The first issue of Compounding, Lever 6 Capital’s quarterly recurring revenue market intelligence report, argues that the great repricing of recurring revenue companies has largely run its course. The compression is complete. The divergence has begun.
The market is no longer asking whether revenue repeats. It is asking whether the business deserves to compound.
In this issue, we examine a 130-company public market universe across six recurring revenue tiers, including core cloud software, infrastructure and security, fintech and payments, marketing technology, healthcare SaaS, and HCM and learning platforms. The headline finding is blunt: median EV/Revenue has fallen to 3.0x, down sharply from a year ago. Yet free cash flow margins have held steady, suggesting investors are not abandoning recurring revenue. They are becoming more discriminating about it.
The distinction matters. A company with recurring invoices is not necessarily a compounding business. True compounders retain customers because the product becomes embedded in how they work. Renewal is not inertia. It is evidence.
This issue also looks at stock-based compensation, a cost often flattered away in non-GAAP presentations. When stock compensation is treated as an economic expense, more than half of the companies that appear to pass the Rule of 40 no longer do. The result is a less generous, but more useful, view of software profitability.

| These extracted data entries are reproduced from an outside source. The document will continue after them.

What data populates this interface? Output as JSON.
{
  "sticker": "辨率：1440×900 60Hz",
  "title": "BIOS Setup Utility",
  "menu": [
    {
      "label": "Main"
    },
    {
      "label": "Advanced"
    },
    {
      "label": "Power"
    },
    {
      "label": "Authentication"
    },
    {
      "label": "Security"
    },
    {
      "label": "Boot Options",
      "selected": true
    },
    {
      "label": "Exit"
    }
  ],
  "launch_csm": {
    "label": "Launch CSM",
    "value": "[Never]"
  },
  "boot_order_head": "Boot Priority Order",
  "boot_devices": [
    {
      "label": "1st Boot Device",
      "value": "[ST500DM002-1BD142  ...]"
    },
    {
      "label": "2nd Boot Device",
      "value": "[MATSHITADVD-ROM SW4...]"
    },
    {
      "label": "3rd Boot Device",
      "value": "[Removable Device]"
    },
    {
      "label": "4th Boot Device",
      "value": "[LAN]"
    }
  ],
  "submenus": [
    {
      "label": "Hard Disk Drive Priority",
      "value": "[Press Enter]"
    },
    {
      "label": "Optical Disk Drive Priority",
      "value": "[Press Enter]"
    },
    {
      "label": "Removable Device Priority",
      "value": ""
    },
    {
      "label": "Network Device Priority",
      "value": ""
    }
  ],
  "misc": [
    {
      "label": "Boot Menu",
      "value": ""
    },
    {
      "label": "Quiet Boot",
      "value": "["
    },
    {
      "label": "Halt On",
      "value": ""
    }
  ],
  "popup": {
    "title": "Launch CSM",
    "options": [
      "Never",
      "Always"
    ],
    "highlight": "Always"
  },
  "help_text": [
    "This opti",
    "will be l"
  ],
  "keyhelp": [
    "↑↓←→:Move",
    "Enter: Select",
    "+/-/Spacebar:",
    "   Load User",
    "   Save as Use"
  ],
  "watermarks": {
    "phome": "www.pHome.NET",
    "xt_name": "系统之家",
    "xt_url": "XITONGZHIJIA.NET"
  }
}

We also introduce the Recurring Revenue Quality Score, a forthcoming disclosure-based framework that will analyze how companies describe recurring revenue, retention, contractual durability, and customer impact in their 10-K filings. The premise is simple: companies with real recurring revenue architecture tend to disclose it with precision. Companies without it often speak in fog.
The implication for founders, investors, and operators is clear. The next cycle will not reward growth alone. It will reward evidence of durable retention, efficient expansion, disciplined compensation, high-quality revenue, and customer impact that withstands budget scrutiny.
Recurring revenue is still powerful. But it is no longer self-explanatory.